Beh sì. Si potrebbe dire, infatti, che essi sono un po’ tutti “figli miei”, specialmente nel campo musicale. La differenza, però, è che io componevo e cantavo brani pop e rock con testi “religiosi”, mentre questa nuova generazione interpreta canzoni che sono “da chiesa” sia nei testi che nelle melodie.

Come riuscì a far convivere la mondanità del successo canoro con la sua vita da cappuccino?

Di fatto non ho goduto appieno del successo e della gloria derivati dalla mia carriera musicale. Quando ero in tournée, ad esempio, dopo aver terminato i concerti ero costretto a tornare subito in hotel, nascondendomi dai riflettori.

Lei, ad un certo punto, ha preso la decisione di svestirsi dei suoi abiti monacali. Per quale motivo?

Quando ho iniziato la mia avventura musicale, era in carica un generale dell’Ordine dei Cappuccini che appoggiò sempre la mia carriera. Più tardi, però, gli subentrò un generale che invece era totalmente avverso alla mia attività canora. Infatti, dopo la mia seconda partecipazione a San Remo, nel 1983, egli mi costrinse a scegliere fra il saio e la musica, non capendo l’importanza e la potenzialità di quello che stavo facendo. Così decisi di lasciare il convento. Allora mi dispiacque, ma oggi, quando penso a mia moglie, ai miei figli e a i miei nipoti, credo che lo rifarei altre mille volte.

Per concludere, potrebbe raccontare quali sono i suoi progetti per il futuro?

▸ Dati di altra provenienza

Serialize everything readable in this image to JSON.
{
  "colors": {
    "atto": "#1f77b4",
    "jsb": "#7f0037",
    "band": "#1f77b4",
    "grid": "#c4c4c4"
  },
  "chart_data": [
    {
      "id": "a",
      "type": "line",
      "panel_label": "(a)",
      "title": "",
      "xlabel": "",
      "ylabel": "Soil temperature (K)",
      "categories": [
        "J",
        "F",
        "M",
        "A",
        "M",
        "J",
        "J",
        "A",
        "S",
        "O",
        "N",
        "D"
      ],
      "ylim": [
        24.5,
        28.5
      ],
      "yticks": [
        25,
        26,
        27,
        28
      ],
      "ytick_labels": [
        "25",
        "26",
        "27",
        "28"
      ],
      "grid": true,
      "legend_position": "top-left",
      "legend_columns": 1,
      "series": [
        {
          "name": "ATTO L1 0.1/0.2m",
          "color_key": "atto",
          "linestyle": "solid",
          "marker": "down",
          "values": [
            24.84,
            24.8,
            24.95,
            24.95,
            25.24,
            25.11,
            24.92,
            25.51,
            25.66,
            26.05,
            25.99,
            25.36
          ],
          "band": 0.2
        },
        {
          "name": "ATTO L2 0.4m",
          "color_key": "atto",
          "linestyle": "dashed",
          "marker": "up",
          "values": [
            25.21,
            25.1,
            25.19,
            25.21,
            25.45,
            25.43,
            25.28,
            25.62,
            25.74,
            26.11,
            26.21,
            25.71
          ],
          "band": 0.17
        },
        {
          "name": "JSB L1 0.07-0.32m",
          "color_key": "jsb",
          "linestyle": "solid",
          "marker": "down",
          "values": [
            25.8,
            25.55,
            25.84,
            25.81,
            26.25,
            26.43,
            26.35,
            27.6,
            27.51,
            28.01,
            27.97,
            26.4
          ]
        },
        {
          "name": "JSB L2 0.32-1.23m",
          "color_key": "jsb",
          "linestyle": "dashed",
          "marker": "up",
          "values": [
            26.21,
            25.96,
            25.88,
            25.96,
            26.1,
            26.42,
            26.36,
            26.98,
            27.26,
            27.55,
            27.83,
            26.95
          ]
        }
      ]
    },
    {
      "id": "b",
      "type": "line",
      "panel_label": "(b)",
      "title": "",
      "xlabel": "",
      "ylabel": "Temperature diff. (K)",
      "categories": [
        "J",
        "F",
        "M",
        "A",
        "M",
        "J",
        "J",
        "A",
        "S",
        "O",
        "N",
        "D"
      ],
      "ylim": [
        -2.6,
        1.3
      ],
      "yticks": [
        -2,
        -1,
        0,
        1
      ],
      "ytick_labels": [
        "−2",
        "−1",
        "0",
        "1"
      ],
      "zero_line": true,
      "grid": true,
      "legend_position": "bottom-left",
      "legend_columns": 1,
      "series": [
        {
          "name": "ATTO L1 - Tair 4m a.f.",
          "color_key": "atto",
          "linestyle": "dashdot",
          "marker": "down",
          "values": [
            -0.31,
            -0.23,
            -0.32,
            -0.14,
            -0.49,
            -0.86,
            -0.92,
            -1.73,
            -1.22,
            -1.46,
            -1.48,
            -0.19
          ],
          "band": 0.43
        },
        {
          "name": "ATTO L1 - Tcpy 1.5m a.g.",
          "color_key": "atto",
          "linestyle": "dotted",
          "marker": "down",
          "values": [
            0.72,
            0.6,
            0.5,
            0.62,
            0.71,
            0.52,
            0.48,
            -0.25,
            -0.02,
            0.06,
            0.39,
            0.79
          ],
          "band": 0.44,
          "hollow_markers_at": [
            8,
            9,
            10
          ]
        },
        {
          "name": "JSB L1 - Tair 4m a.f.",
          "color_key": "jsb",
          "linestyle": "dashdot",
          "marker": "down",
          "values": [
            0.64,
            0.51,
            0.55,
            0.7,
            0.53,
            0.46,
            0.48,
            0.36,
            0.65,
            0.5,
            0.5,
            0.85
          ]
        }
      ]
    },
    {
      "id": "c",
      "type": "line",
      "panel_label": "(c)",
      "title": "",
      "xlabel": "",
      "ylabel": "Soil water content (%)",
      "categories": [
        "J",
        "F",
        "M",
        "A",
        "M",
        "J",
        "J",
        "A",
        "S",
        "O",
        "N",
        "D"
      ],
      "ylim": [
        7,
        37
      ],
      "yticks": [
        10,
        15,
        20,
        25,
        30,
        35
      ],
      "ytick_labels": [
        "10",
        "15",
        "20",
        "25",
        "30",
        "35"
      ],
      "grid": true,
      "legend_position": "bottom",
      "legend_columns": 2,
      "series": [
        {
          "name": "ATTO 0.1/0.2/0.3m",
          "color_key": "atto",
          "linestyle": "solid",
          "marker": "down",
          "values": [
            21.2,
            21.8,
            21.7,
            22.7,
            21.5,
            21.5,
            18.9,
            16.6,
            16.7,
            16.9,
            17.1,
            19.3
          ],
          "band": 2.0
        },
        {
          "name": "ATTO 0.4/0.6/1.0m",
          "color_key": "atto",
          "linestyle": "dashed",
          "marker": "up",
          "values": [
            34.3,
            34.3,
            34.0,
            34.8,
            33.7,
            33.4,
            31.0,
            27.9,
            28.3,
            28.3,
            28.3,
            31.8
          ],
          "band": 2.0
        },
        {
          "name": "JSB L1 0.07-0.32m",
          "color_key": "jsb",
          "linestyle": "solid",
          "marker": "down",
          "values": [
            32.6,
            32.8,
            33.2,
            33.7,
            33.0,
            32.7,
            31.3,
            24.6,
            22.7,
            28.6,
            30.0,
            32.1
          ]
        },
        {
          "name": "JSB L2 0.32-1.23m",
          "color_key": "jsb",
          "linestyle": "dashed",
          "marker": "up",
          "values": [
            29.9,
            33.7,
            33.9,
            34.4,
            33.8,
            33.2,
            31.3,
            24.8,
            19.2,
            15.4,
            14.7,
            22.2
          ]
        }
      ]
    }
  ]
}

Negli ultimi anni mi sono dedicato al mio primo amore, ovvero alla pittura ed alla scultura, organizzando varie mostre sulle mie opere in giro per il mondo. Anche se oggigiorno, a causa dell’emergenza, pandemica è praticamente impossibile tenere qualche altra esposizione o svolgere qualsiasi tipo di iniziativa. Invece per quanto riguarda la musica, di recente ho lavorato assieme ad una casa discografica britannica ad un progetto su Medjugorje, intitolato “I Messaggi di Medjugorje”, che si può facilmente reperire su YouTube.